O brasileiro talvez não seja mais corrupto do que o americano, o francês ou o argentino, mas é, ou era, o que mais tinha a sensação de que nada acontecia aos poderosos
Com a corrupção sendo considerada, pela primeira vez, como o maior problema do país, cai por terra a teoria cínica de que o povo está pouco ligando para quem rouba ou deixa de roubar, só se interessando pela economia, ou seja, pelo seu próprio bolso. O tema escolhido por 34% dos entrevistados, à frente da saúde (16%), desemprego (10%), violência e educação (ambos com 8%) na recente pesquisa do Datafolha, leva a Lava-Jato a adquirir ainda mais importância por ter exposto ao público de forma inédita as tenebrosas transações entre servidores, políticos e empresários. Não era objeto do levantamento, mas se fosse, talvez ficasse evidente a percepção de que a operação do juiz Sérgio Moro, além de atacar o mal, traz consigo o melhor remédio contra a principal causa: o combate à impunidade. O brasileiro talvez não seja mais corrupto do que o americano, o francês ou o argentino, mas é, ou era, o que mais tinha a sensação de que nada acontecia aos poderosos que assaltavam os cofres públicos. A impunidade podia ter entrado na canção “Coisas nossas”, em que Noel Rosa cantou algumas peculiaridades nativas. “O samba, a prontidão/ E outras bossas/ São nossas coisas, são coisas nossas!”. Ele incluiu o “prestamista e o vigarista”, que já agiam 80 anos atrás. Estranhamente, não falou da jabuticaba, que é o produto mais lembrado quando se quer dar exemplo de algo genuinamente brasileiro.
Mas voltando à corrupção.
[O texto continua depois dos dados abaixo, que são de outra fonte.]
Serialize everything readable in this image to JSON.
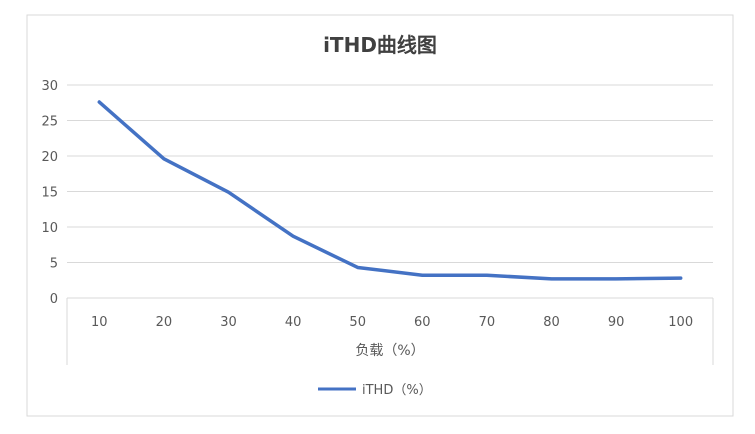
{
  "chart_data": {
    "type": "line",
    "title": "iTHD曲线图",
    "xlabel": "负载（%）",
    "ylabel": "",
    "categories": [
      "10",
      "20",
      "30",
      "40",
      "50",
      "60",
      "70",
      "80",
      "90",
      "100"
    ],
    "y_ticks": [
      "0",
      "5",
      "10",
      "15",
      "20",
      "25",
      "30"
    ],
    "ylim": [
      0,
      30
    ],
    "grid": true,
    "legend_position": "bottom",
    "series": [
      {
        "name": "iTHD（%）",
        "color": "#4472c4",
        "values": [
          27.6,
          19.6,
          14.9,
          8.7,
          4.3,
          3.2,
          3.2,
          2.7,
          2.7,
          2.8
        ]
      }
    ]
  }
}
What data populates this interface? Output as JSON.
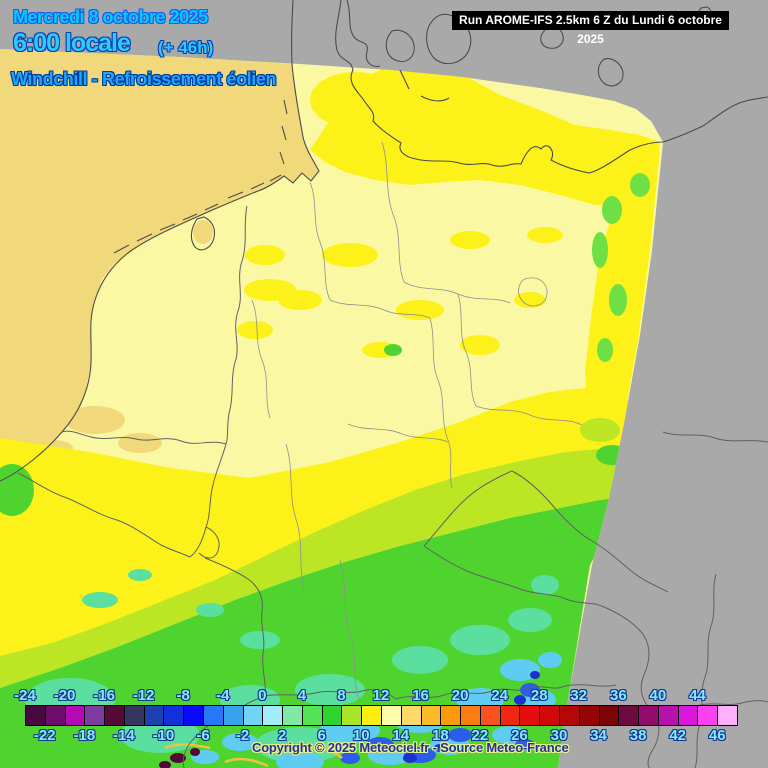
{
  "header": {
    "date": "Mercredi 8 octobre 2025",
    "time": "6:00 locale",
    "offset": "(+ 46h)",
    "subtitle": "Windchill - Refroissement éolien",
    "run": "Run AROME-IFS 2.5km 6 Z du Lundi 6 octobre 2025"
  },
  "footer": {
    "copyright": "Copyright © 2025 Meteociel.fr - Source Meteo-France"
  },
  "colorbar": {
    "min": -24,
    "step": 2,
    "top_labels": [
      "-24",
      "-20",
      "-16",
      "-12",
      "-8",
      "-4",
      "0",
      "4",
      "8",
      "12",
      "16",
      "20",
      "24",
      "28",
      "32",
      "36",
      "40",
      "44"
    ],
    "bottom_labels": [
      "-22",
      "-18",
      "-14",
      "-10",
      "-6",
      "-2",
      "2",
      "6",
      "10",
      "14",
      "18",
      "22",
      "26",
      "30",
      "34",
      "38",
      "42",
      "46"
    ],
    "cell_colors": [
      "#47093f",
      "#6e0c6c",
      "#b409b4",
      "#7e3ba2",
      "#570a38",
      "#35355f",
      "#1e41b0",
      "#1231dc",
      "#0a0afa",
      "#2877fa",
      "#37a3ee",
      "#6fd4f8",
      "#a2ecfc",
      "#7fe9a4",
      "#55e455",
      "#2fd42f",
      "#a8e427",
      "#fdee12",
      "#fdfcab",
      "#fcd968",
      "#fcbc2a",
      "#fc9a0c",
      "#fc7b14",
      "#fb501f",
      "#f22613",
      "#e60d0d",
      "#d20909",
      "#b40707",
      "#960505",
      "#7a0408",
      "#6e0a3e",
      "#920c6e",
      "#b812ac",
      "#da16da",
      "#fb40f0",
      "#fdb0fb"
    ],
    "label_color": "#86e9fb",
    "label_outline": "#14368e"
  },
  "map": {
    "palette": {
      "gray": "#a9a9a9",
      "pale": "#fbf8a4",
      "gold": "#f1d87a",
      "bright": "#fcf219",
      "yg": "#bce524",
      "green": "#4fd42f",
      "lgreen": "#6ee046",
      "mint": "#5bdf9e",
      "cyan": "#5fcdf2",
      "blue": "#2b5cea",
      "navy": "#1b31d2",
      "maroon": "#500a35",
      "valley": "#f2c23e",
      "coast": "#4c4c4c",
      "border": "#616161",
      "state": "#8f8f8f"
    }
  }
}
Durante muito tempo, se disse que ela tinha vindo junto com Pedro Álvares Cabral, já que o escrivão da frota, Pero Vaz de Caminha, na carta ao rei anunciando a Descoberta, teria contrabandeado um pedido de emprego para um parente seu. Portugal nunca se conformou com a tentativa de atribuir-lhe a inauguração do nepotismo na colônia. Um embaixador chegou a escrever artigo desmentindo a versão, alegando que o texto fora deturpado. “O que ele (Caminha) pede, sim, é um favor ao rei. Seu genro Jorge de Osório, criminoso, estava preso na Ilha de São Tomé, desterrado. Segundo ainda o diplomata. Caminha solicita ao monarca que “lhe faça singular mercê de mandar vir da ilha para Lisboa o genro arruaceiro”. Tudo bem, não foi pedido de emprego, mas o início de uma prática ainda em voga hoje: o uso do pistolão e do privilégio para obter uma “mercê”, que pode começar com uma transferenciazinha e chegar até a criação de um propinoduto. De qualquer maneira, o fato é que há pragas que surgidas aqui ou vindas de fora, como o Aedes aegypti (oriundo da África, como diz o nome), se adaptam muito bem ao nosso território físico e aos costumes morais. Acabam sendo como nossas.
Em compensação, é legítima coisa nossa, além da jabuticaba, uma juíza como a Cármen Lúci(d)a. Data Vênia.